VAE change shape of latent space

I’m trying to get some diffusion model to generate pixel art, but speed is important (I’m hoping to turn it into a real-time interactive game, so am aiming for ~30fps), so I can’t just generate a 512x512 image and then downscale it.

I’ve followed the blog blog/stable_diffusion which helped a lot to get started, but now I want to generate a smaller image, which is proving difficult to figure out because everyone else wants to generate bigger images.

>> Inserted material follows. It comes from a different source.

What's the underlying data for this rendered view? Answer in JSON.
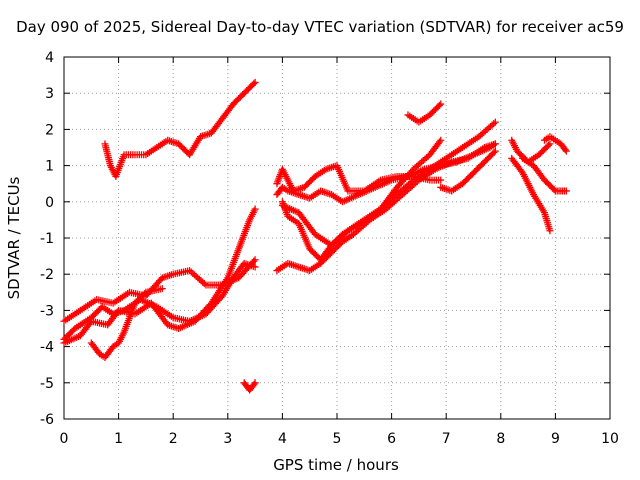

When I try to decrease the size of the output image, the quality goes down because the shape of the latent space is chosen automatically based on the requested output image’s shape:

shape = (
    batch_size,
    unet.config.in_channels,
    height // 8,
    width // 8
)
# Seed generator to create the inital latent noise
generator = torch.manual_seed(0)
latents = (torch.randn(shape, generator=generator))

But if I change the shape so that my image is (for example) 64x64 but the latent space is also 64x64, then when I try to decode the latent space image the output image becomes 512x512 because (as far as I can tell) the VAE assumes the latent space is 8x smaller than the requested output image.

Is it possible to tell the VAE what size the latent space should be? I’m defining the VAE like so:

    vae = AutoencoderKL.from_pretrained(
        "CompVis/stable-diffusion-v1-4",
        subfolder="vae",
        variant="fp16"
    )